Die Maserung ist pingelig aufeinander abgestimmt

Form und Aufbau von Brauns Booten orientieren sich an denen seines Mentors. Bei der Verarbeitung versucht Braun ihn zu übertreffen: Die Maserung der geölten Planken aus Rotzedernholz ist pingelig aufeinander abgestimmt. Das Süllbord - die obere Kante der Bordwand - besteht aus einem durchgängigen Robinienbalken. Die handgeflochtenen Sitzflächen werden von Halterungen aus mehrfach verleimtem Eschenholz getragen, die markanten Befestigungsschrauben (Stückpreis: neun Euro) importiert der Bootsbauer eigens aus den USA.

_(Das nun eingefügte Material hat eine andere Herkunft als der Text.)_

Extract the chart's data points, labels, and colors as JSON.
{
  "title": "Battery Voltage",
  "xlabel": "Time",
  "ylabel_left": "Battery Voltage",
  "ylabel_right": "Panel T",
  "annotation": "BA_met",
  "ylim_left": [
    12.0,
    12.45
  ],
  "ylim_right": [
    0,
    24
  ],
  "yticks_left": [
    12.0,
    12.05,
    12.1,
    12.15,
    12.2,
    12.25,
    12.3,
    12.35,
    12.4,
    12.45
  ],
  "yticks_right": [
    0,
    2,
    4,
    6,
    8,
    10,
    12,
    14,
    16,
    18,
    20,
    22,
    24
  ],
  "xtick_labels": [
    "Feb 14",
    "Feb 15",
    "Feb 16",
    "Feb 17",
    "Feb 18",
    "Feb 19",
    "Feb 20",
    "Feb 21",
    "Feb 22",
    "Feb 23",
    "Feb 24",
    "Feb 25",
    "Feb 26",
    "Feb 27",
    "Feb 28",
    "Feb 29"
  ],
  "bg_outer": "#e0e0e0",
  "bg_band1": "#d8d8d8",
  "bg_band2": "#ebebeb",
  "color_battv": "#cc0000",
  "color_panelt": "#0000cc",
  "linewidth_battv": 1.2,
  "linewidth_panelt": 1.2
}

Jedes Kanu aus Brauns Werkstatt ist auf den künftigen Besitzer individuell zugeschnitten. Die Wahl der Hölzer und der Farbe ist dabei das geringste Thema: Wie viele Personen sollen mitfahren? Wo sollen die Sitze eingebaut werden? Wird ein zusätzliches Querholz zum Knien benötigt? Wie viel Gepäck muss mit an Bord?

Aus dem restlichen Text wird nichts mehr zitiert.